1/ UNE FILLE PAS COMME LES AUTRES
- Leiko Ookami
- 31 juil. 2020
- 3 min de lecture
Summer.
C'est mon prénom. Je suis une jeune coréenne âgée de vingt-et-un ans et en recherche d'emploi. J'ai actuellement plus de cent trente-quatre millions de followers sur Instagram et Twitter. Pourquoi ? Mes yeux.
Je suis une coréenne qui a les yeux bleus. Sur Internet, je suis connue sous le nom de Lee Hee Yeon, c'est mon nom coréen. Mon père était coréen mais ma mère était anglaise alors elle a insisté pour m'appeler Summer. Pourquoi "étaient" ? Parce qu'ils sont morts.
Suite à leurs décès, j'ai été placée dans un orphelinat.
Je n'étais pas comme les autres enfants. Les enfants de mon âge disaient que j'étais bizarre. Alors, j'ai appris à vivre seule.
J'ai décidé de recommencer ma vie à zéro et de tout oublier. Tout se passait bien, je me faisais appeler Lee Hee Yeon, j'avais des amis, un copain... Jusqu'à ce qu'elle revienne me hanter.
Le soir de mes quatorze ans, elle est revenue. Elle m'a forcé à lui parler, alors je lui ai répondu. Mais je ne savais pas que ça pouvait finir comme ça. Ils m'ont lâché, mes amis et mon copain. Ils ont appelé cet hôpital et m'ont enfermée à l'intérieur.
"Folle".
C'est ce qu'ils ont dit de moi aux médecins, ce jour-là.
J'étais enfermée dans cette pièce, seule, attachée. Mais elle n'arrêtait pas de me parler. Des caméras m'ont filmées. Je hurlais. Je pleurais. Alors ils m'ont gardé dans cet endroit deux ans de plus. J'ai tout fait pour la faire partir, me laisser tranquille.

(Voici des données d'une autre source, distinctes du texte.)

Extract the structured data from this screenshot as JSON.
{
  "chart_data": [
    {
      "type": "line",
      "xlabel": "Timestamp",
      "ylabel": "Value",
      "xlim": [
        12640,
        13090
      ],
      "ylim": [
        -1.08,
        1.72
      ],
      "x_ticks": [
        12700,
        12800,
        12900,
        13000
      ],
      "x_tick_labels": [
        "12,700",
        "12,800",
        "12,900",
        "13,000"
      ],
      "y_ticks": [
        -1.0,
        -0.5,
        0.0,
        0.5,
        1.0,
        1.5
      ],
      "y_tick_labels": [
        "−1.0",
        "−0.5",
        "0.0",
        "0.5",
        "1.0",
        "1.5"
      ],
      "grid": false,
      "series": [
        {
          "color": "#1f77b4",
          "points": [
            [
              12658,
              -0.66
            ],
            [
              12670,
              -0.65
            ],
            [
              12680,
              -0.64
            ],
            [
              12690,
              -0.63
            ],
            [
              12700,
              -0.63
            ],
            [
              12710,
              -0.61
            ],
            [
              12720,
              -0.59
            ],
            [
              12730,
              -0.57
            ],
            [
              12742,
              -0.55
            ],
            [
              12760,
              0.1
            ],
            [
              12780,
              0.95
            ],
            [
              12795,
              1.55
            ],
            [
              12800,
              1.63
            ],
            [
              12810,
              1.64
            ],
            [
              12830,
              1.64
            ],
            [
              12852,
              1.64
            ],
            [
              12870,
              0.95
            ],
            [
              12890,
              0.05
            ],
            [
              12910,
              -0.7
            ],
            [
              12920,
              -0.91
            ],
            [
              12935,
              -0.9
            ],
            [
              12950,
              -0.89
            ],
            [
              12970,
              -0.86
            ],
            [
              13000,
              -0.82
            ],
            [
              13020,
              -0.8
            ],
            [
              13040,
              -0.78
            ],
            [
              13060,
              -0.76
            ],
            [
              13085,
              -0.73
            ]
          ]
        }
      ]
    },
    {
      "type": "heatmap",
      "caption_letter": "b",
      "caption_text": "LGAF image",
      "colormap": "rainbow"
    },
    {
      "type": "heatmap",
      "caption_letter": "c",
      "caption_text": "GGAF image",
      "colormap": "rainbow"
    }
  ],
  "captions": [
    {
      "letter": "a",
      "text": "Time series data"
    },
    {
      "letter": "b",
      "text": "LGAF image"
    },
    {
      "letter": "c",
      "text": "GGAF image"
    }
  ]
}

J'ai commencé par la supplier. Elle continuait. Et c'est ce jour où j'ai compris que...
La seule façon de la faire partir était de mourir.
Mais, je ne pouvais pas mourir. J'étais attachée, dans une pièce sans aucunes couleurs ou objet. J'étais isolée. J'ai alors décidé de faire semblant. Je ne lui répondais plus. Les médecins m'ont alors relâchée à la fin de ma deuxième année. J'étais libre. Du moins presque. Elle, elle était toujours là. Elle me faisait souffrir un peu plus chaque seconde.
Je voulais vivre une belle vie. Je voulais avoir un bon métier, un mari, des enfants, des animaux de compagnie...
Donc j'ai décidé que si je devais souffrir, elle devait souffrir avec moi.
J'ai pris ce cutter. Je l'ai admiré pendant plusieurs minutes, le sourire aux lèvres. J'allais enfin pouvoir être libre. Je commençais avec de simples points de sang sur mes bras. Mais ce n'était pas suffisant. Alors j'ai continué. Je prenais du plaisir à souffrir. Je l'entendais me supplier d'arrêter.
Mais je continuais.
S'en était devenu satisfaisant. Je me sentais bien, malgré la douleur. Elle résistait, disant qu'elle ne me laisserait jamais tomber. Elle m'aimait mais moi, je la détestais.
Depuis mon plus jeune âge, elle me hantait. Mais elle ne me faisait pas souffrir. Elle m'aidait à m'endormir, me donnait des conseils. Je l'aimais. Du jour au lendemain, elle a commencé à devenir de plus en plus présente. Elle devenait méchante, elle commençait à me faire souffrir.
Mais j'étais loin de savoir qu'elle continuerait.
Elle me forçait à être Summer. La fille isolée, folle, sans émotions. Mais c'est ce jour, le jour où j'ai compris que le cutter était ma seule issue pour survivre à ce cauchemar, que je commençais à me sentir moi-même. À me sentir Lee Hee Yeon.
Je savais que me blesser la blessait, elle aussi. Alors j'ai oublié ma douleur et j'ai continué pour réussir à sortir de ce cauchemar interminable. Je ne parlais à personne, je n'avais plus de vie sociale. Mais je me disais que quelques années de souffrance et de solitude valaient mieux que le bonheur mais de pourrir de l'intérieur.
Elle a tout fait pour me faire craquer mais je résistais. Je savais que la fin était proche. Cela a duré deux ans. Plus les mois passaient, plus je la sentais partir...
L'âme de celle qui m'a mise au monde.